CARSON CITY — Police need to secure instant temporary restraining orders.
People with Spanish language skills should be available to answer 911 calls.
Police in one city should be able to work cooperatively with those in their county.
District attorneys should not reduce domestic violence crimes to lesser crimes in plea bargain agreements.
Those were the kinds of recommendations that state Attorney General Catherine Cortez Masto said Thursday must be implemented to shake Nevada off its pedestal as the No. 1 state per capita in which women are murdered in domestic violence incidents.
Masto, in a conference call with the news media from Elko, outlined 16 recommendations in the first report from the statewide Domestic Violence Fatality Review Team.
Masto was in Elko to review the circumstances that led to the death of a woman there.
She said the goal of the review team and similar teams in Clark and Washoe counties is to take a look into the lives of murdered domestic violence victims and see whether there are trends and recommendations that can be developed for police, the courts and others that might reduce deaths.
As an example, she noted that the larger, urban counties have shelters where women can go to escape domestic violence, but such shelters are nonexistent in much of rural Nevada.
“The recommendations are based on our individual analyses of these cases,” Masto said. “We don’t have the answers now.”
A 2010 national study found 35 women in Nevada were killed in domestic violence incidents. That is 2.62 people per 100,000 residents, according to the study, far ahead of No. 2 South Carolina’s 1.94.
The attorney general’s report said that fatalities are trending down, but it gives no actual statistics for Nevada.
Officials could not provide domestic violence death figures for 2011 or 2012.
Masto said that she does not know why Nevada is the worst state for domestic violence fatalities.
“My concern is how to prevent it from happening in the future,” Masto said.
A good first step would be to allow police to immediately issue temporary restraining orders to battered women that would remove the batterer from the home, according to the attorney general.
To accomplish that, judges could be on call for police to contact when they enter a home where domestic violence has occurred, she said.
Masto said there needs to be better communication between police departments.
A battering could occur in one community, she said, while the victim lives in another community in a different police jurisdiction.

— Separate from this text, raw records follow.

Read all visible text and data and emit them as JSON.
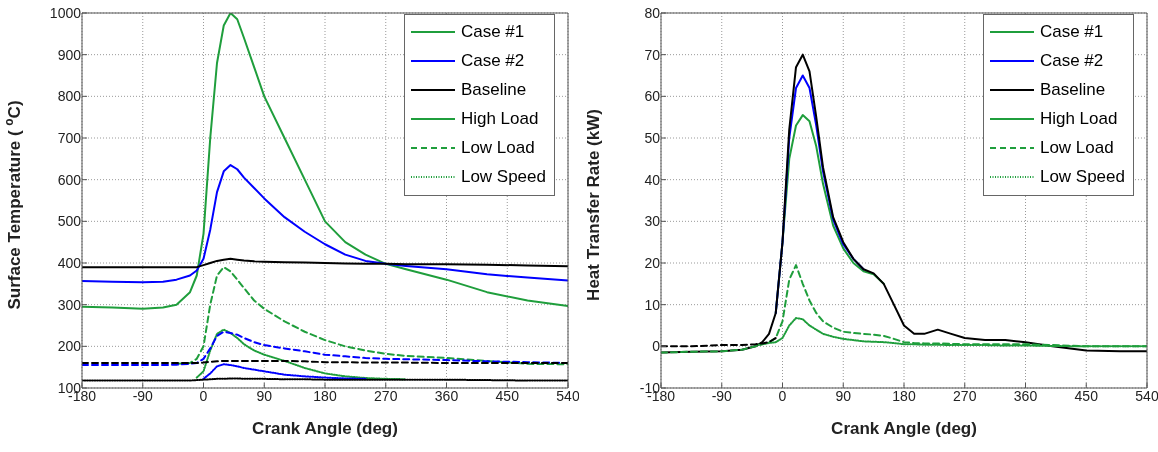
{
  "chart_data": [
    {
      "type": "line",
      "xlabel": "Crank Angle (deg)",
      "ylabel": "Surface Temperature ( $^{o}$C)",
      "xlim": [
        -180,
        540
      ],
      "xticks": [
        -180,
        -90,
        0,
        90,
        180,
        270,
        360,
        450,
        540
      ],
      "ylim": [
        100,
        1000
      ],
      "yticks": [
        100,
        200,
        300,
        400,
        500,
        600,
        700,
        800,
        900,
        1000
      ],
      "grid": true,
      "legend": "top right",
      "marker": "none",
      "x": [
        -180,
        -135,
        -90,
        -60,
        -40,
        -20,
        -10,
        0,
        10,
        20,
        30,
        40,
        50,
        60,
        75,
        90,
        120,
        150,
        180,
        210,
        240,
        270,
        300,
        360,
        420,
        480,
        540
      ],
      "series": [
        {
          "name": "Case #1",
          "color": "#1f9e3c",
          "line_style": "solid",
          "values": [
            295,
            293,
            290,
            293,
            300,
            330,
            370,
            470,
            700,
            880,
            970,
            1000,
            985,
            940,
            870,
            800,
            700,
            600,
            500,
            450,
            420,
            398,
            385,
            360,
            330,
            310,
            297
          ]
        },
        {
          "name": "Case #2",
          "color": "#0000ff",
          "line_style": "solid",
          "values": [
            357,
            355,
            354,
            355,
            360,
            370,
            382,
            410,
            480,
            570,
            620,
            635,
            625,
            605,
            580,
            555,
            510,
            475,
            445,
            420,
            405,
            398,
            393,
            385,
            373,
            365,
            358
          ]
        },
        {
          "name": "Baseline",
          "color": "#000000",
          "line_style": "solid",
          "values": [
            390,
            390,
            390,
            390,
            390,
            390,
            390,
            395,
            400,
            405,
            408,
            410,
            408,
            406,
            404,
            403,
            402,
            401,
            400,
            399,
            398,
            398,
            397,
            397,
            396,
            394,
            392
          ]
        },
        {
          "name": "High Load",
          "color": "#1f9e3c",
          "line_style": "solid",
          "values": [
            null,
            null,
            null,
            null,
            null,
            null,
            null,
            null,
            null,
            null,
            null,
            null,
            null,
            null,
            null,
            null,
            null,
            null,
            null,
            null,
            null,
            null,
            null,
            null,
            null,
            null,
            null
          ]
        },
        {
          "name": "Low Load",
          "color": "#1f9e3c",
          "line_style": "dashed",
          "values": [
            null,
            null,
            null,
            null,
            158,
            160,
            170,
            200,
            300,
            370,
            390,
            380,
            360,
            340,
            310,
            290,
            260,
            235,
            215,
            200,
            190,
            182,
            177,
            172,
            165,
            158,
            157
          ]
        },
        {
          "name": "Low Speed",
          "color": "#1f9e3c",
          "line_style": "dotted",
          "values": [
            null,
            null,
            null,
            null,
            null,
            null,
            125,
            140,
            190,
            230,
            240,
            232,
            220,
            205,
            190,
            180,
            165,
            148,
            135,
            128,
            124,
            122,
            121,
            null,
            null,
            null,
            null
          ]
        },
        {
          "color": "#0000ff",
          "line_style": "dashed",
          "values": [
            155,
            155,
            155,
            155,
            156,
            158,
            160,
            170,
            195,
            225,
            235,
            232,
            228,
            220,
            210,
            203,
            195,
            188,
            180,
            176,
            172,
            170,
            169,
            167,
            164,
            162,
            160
          ]
        },
        {
          "color": "#000000",
          "line_style": "dashed",
          "values": [
            160,
            160,
            160,
            160,
            160,
            160,
            160,
            161,
            163,
            164,
            165,
            165,
            165,
            165,
            165,
            165,
            165,
            164,
            162,
            162,
            161,
            161,
            161,
            160,
            160,
            160,
            160
          ]
        },
        {
          "color": "#0000ff",
          "line_style": "dotted",
          "values": [
            null,
            null,
            null,
            null,
            null,
            null,
            null,
            122,
            135,
            152,
            157,
            155,
            152,
            148,
            144,
            140,
            132,
            128,
            125,
            123,
            122,
            null,
            null,
            null,
            null,
            null,
            null
          ]
        },
        {
          "color": "#000000",
          "line_style": "dotted",
          "values": [
            118,
            118,
            118,
            118,
            118,
            118,
            119,
            120,
            121,
            122,
            122,
            123,
            123,
            122,
            122,
            122,
            121,
            121,
            120,
            120,
            120,
            120,
            120,
            120,
            119,
            118,
            118
          ]
        }
      ]
    },
    {
      "type": "line",
      "xlabel": "Crank Angle (deg)",
      "ylabel": "Heat Transfer Rate (kW)",
      "xlim": [
        -180,
        540
      ],
      "xticks": [
        -180,
        -90,
        0,
        90,
        180,
        270,
        360,
        450,
        540
      ],
      "ylim": [
        -10,
        80
      ],
      "yticks": [
        -10,
        0,
        10,
        20,
        30,
        40,
        50,
        60,
        70,
        80
      ],
      "grid": true,
      "legend": "top right",
      "marker": "none",
      "x": [
        -180,
        -135,
        -90,
        -60,
        -40,
        -30,
        -20,
        -10,
        0,
        10,
        20,
        30,
        40,
        50,
        60,
        75,
        90,
        105,
        120,
        135,
        150,
        165,
        180,
        195,
        210,
        230,
        250,
        270,
        300,
        330,
        360,
        400,
        450,
        500,
        540
      ],
      "series": [
        {
          "name": "Case #1",
          "color": "#1f9e3c",
          "line_style": "solid",
          "values": [
            null,
            null,
            null,
            null,
            null,
            null,
            null,
            8,
            25,
            45,
            53,
            55.5,
            54,
            48,
            39,
            29,
            23.5,
            20,
            18,
            17.3,
            15,
            null,
            null,
            null,
            null,
            null,
            null,
            null,
            null,
            null,
            null,
            null,
            null,
            null,
            null
          ]
        },
        {
          "name": "Case #2",
          "color": "#0000ff",
          "line_style": "solid",
          "values": [
            null,
            null,
            null,
            null,
            null,
            null,
            null,
            8,
            25,
            50,
            62,
            65,
            62,
            53,
            42,
            30.5,
            24.5,
            21,
            18.5,
            null,
            null,
            null,
            null,
            null,
            null,
            null,
            null,
            null,
            null,
            null,
            null,
            null,
            null,
            null,
            null
          ]
        },
        {
          "name": "Baseline",
          "color": "#000000",
          "line_style": "solid",
          "values": [
            -1.5,
            -1.3,
            -1.2,
            -0.8,
            0,
            1,
            3,
            8,
            25,
            52,
            67,
            70,
            66,
            55,
            43,
            31,
            25,
            21,
            18.5,
            17.5,
            15,
            10,
            5,
            3,
            3,
            4,
            3,
            2,
            1.5,
            1.5,
            1,
            0,
            -1,
            -1.2,
            -1.2
          ]
        },
        {
          "name": "High Load",
          "color": "#1f9e3c",
          "line_style": "solid",
          "values": [
            null,
            null,
            null,
            null,
            null,
            null,
            null,
            null,
            null,
            null,
            null,
            null,
            null,
            null,
            null,
            null,
            null,
            null,
            null,
            null,
            null,
            null,
            null,
            null,
            null,
            null,
            null,
            null,
            null,
            null,
            null,
            null,
            null,
            null,
            null
          ]
        },
        {
          "name": "Low Load",
          "color": "#1f9e3c",
          "line_style": "dashed",
          "values": [
            -1.5,
            -1.3,
            -1.2,
            -0.8,
            0,
            0.5,
            1,
            2,
            6,
            16,
            19.5,
            15,
            11,
            8,
            6,
            4.5,
            3.5,
            3.2,
            3,
            2.8,
            2.5,
            1.8,
            1,
            0.8,
            0.7,
            0.7,
            0.6,
            0.5,
            0.5,
            0.5,
            0.5,
            0.3,
            0,
            0,
            0
          ]
        },
        {
          "name": "Low Speed",
          "color": "#1f9e3c",
          "line_style": "dotted",
          "values": [
            null,
            null,
            null,
            null,
            0.3,
            0.5,
            0.8,
            1,
            2,
            5,
            6.8,
            6.5,
            5,
            4,
            3,
            2.3,
            1.8,
            1.5,
            1.2,
            1.1,
            1,
            0.8,
            0.5,
            0.5,
            0.4,
            0.4,
            0.3,
            0.3,
            0.3,
            0.2,
            0.2,
            0.1,
            0,
            0,
            0
          ]
        },
        {
          "color": "#000000",
          "line_style": "dashed",
          "values": [
            0,
            0,
            0.3,
            0.3,
            0.5,
            0.7,
            1,
            2,
            null,
            null,
            null,
            null,
            null,
            null,
            null,
            null,
            null,
            null,
            null,
            null,
            null,
            null,
            null,
            null,
            null,
            null,
            null,
            null,
            null,
            null,
            null,
            null,
            null,
            null,
            null
          ]
        }
      ]
    }
  ]
}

Police also might not have access to computer information that details the history of domestic violence complaints that have been filed against a suspected batterer.
The 15 members of the state review team include Masto, a member of the UNLV School of Social Work, the Reno Police Department and the Division of Child and Family Services.
The Clark County team has police officers from various agencies.
Some of the recommendations could be adopted by courts and police agencies, while others might need local ordinances or state laws, Masto said.